Even in modest rate coal bed methane (CBM) wells, it is generally accepted that very high fracture conductivity is needed to ensure rapid dewatering, which has made 12/20 sand a common choice.
Methane gas from wells completed exclusively in coal seams has become a major energy resource in the USA, and it is being evaluated in many other countries. In all but a very few cases, stimulation by hydraulic fracturing is required for adequate production rates. The application of fracturing to improve degasification of coal beds prior to mining began in 1974, but in recent years its application has expanded such that many completions are independent of any expected future mining operations. Wells are often completed in multiple coal seams with possibly hundreds of feet between the completion zones.

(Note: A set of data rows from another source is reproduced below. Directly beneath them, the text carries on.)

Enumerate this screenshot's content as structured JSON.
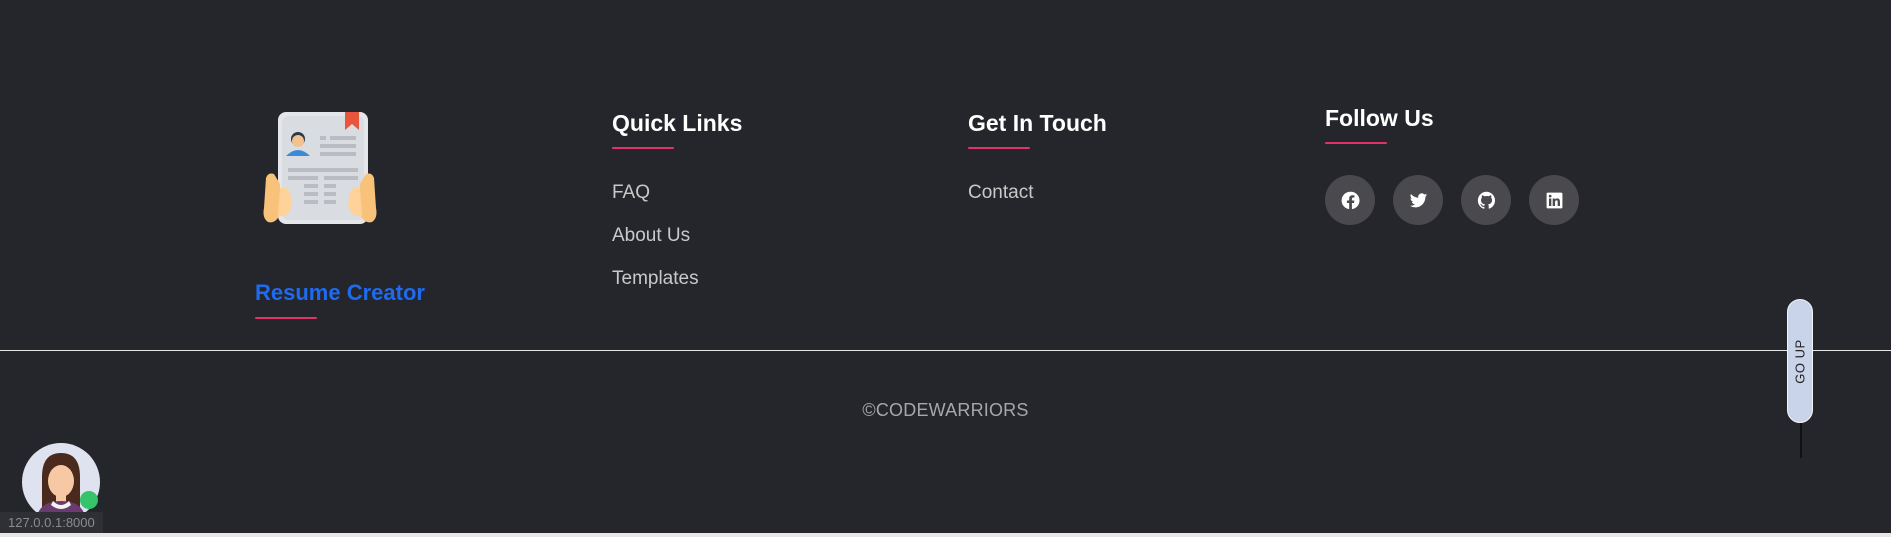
{
  "brand": {
    "name": "Resume Creator",
    "icon": "resume-logo-icon"
  },
  "quick_links": {
    "title": "Quick Links",
    "items": [
      {
        "label": "FAQ"
      },
      {
        "label": "About Us"
      },
      {
        "label": "Templates"
      }
    ]
  },
  "get_in_touch": {
    "title": "Get In Touch",
    "items": [
      {
        "label": "Contact"
      }
    ]
  },
  "follow_us": {
    "title": "Follow Us",
    "socials": [
      {
        "icon": "facebook-icon"
      },
      {
        "icon": "twitter-icon"
      },
      {
        "icon": "github-icon"
      },
      {
        "icon": "linkedin-icon"
      }
    ]
  },
  "footer": {
    "copyright": "©CODEWARRIORS"
  },
  "go_up": {
    "label": "GO UP"
  },
  "status_bar": {
    "url": "127.0.0.1:8000"
  },
  "colors": {
    "background": "#25262c",
    "accent_underline": "#e23368",
    "brand_blue": "#1e6bf0",
    "online": "#35c46b"
  }
}
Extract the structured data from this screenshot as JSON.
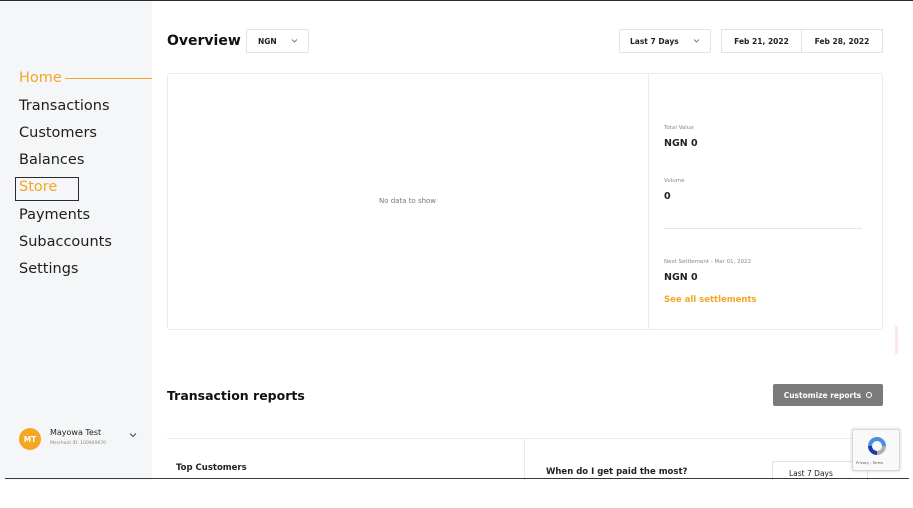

The hydraulic fracturing fluids, equipment, and designs used for coalbed methane wells have seen major evolutionary changes from the early treatments when completing in seams to be mined. When fracturing became common in coal seams where mining was not being considered, roof integrity was no longer a concern and the treatment designs began to undergo more accelerated changes.
This paper will trace the historical application of hydraulic fracturing in the two major commercial coalbed methane producing areas: The Black Warrior Basin of Northern Alabama and the San Juan Basin of Northwest New Mexico/Southwest Colorado. Recent applications in the Raton and Piceance Basins of Colorado and the Central Appalachian Basin will also be addressed.